RAM AND MINTY HAD THE FOOD CATERED. THERE WERE MINI DOUBLES
for appetizers, pholourie balls and sahinas with mango anchar dips and tamarind. They hired a barman who was kept busy mixing rum drinks, and gin and vodka martinis. Champagne and red and white wine were served.

It was as if everyone of note in the upper echelons of San Fernando society had moved themselves, intact, to Rio Claro for the day. It was an older crowd, full of Ram's and Minty's friends. Even Nayan's close friend Bally and his wife Shanti had not been invited. Nasser and Cynthia Khan, who owned Khan's Clothing and Household, were there. And Tessa and Sam Bisessar, who owned Imperial Furniture and Rug Emporium. Several other business acquaintances from San Fernando were there, and some of the Prakashs' Luminada neighbours. They all brought to the country, to the forest's edge, their town finery. Gold dangled from the ears and necks of the meagre women, and their wrists held bangles, the jewellery studded not so discreetly with diamonds and sapphires and rubies.
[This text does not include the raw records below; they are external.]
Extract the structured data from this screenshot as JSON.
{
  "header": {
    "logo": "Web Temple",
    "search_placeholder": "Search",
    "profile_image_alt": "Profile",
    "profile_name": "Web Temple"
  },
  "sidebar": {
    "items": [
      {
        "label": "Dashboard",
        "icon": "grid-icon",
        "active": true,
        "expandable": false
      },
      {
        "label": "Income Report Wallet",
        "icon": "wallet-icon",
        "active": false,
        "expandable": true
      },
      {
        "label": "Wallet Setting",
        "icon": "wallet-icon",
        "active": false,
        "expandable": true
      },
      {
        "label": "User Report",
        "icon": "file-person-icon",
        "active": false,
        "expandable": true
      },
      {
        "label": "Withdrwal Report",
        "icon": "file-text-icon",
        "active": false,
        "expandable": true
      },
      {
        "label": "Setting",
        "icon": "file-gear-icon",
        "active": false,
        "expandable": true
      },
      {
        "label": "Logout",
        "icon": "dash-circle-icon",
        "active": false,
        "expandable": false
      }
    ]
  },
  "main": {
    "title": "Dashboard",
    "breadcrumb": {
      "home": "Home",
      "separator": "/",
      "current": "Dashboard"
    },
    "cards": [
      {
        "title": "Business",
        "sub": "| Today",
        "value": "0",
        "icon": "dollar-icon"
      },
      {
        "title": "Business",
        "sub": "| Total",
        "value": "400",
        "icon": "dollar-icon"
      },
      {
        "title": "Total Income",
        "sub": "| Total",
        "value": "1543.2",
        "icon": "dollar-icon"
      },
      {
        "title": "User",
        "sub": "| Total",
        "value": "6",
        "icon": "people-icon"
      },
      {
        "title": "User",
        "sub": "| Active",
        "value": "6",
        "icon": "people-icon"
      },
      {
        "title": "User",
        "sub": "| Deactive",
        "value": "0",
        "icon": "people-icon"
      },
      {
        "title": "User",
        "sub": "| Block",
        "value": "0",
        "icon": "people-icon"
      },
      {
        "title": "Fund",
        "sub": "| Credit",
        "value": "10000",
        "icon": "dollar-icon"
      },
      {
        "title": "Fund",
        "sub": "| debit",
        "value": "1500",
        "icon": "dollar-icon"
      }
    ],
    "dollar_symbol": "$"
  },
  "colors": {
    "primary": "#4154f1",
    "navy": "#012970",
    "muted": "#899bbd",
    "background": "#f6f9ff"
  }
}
Talk of karats and sizes, hands held up and fingers splayed to display all, was had and got out of the way early. There were dresses in fine linen, and pant-suits in silk. And all the women wore open-toed, high-heeled, patent leather sandals. The men were more casually dressed. Several wore light slacks and all wore white shirts, as if in uniform, and very shiny dress shoes. Their large gold Rolexes and Pateks glistened against their dark, hairy wrists, and strong scents of the latest, most expensive colognes did good battle with
the catered food and with the cacao roasting in neighbouring properties.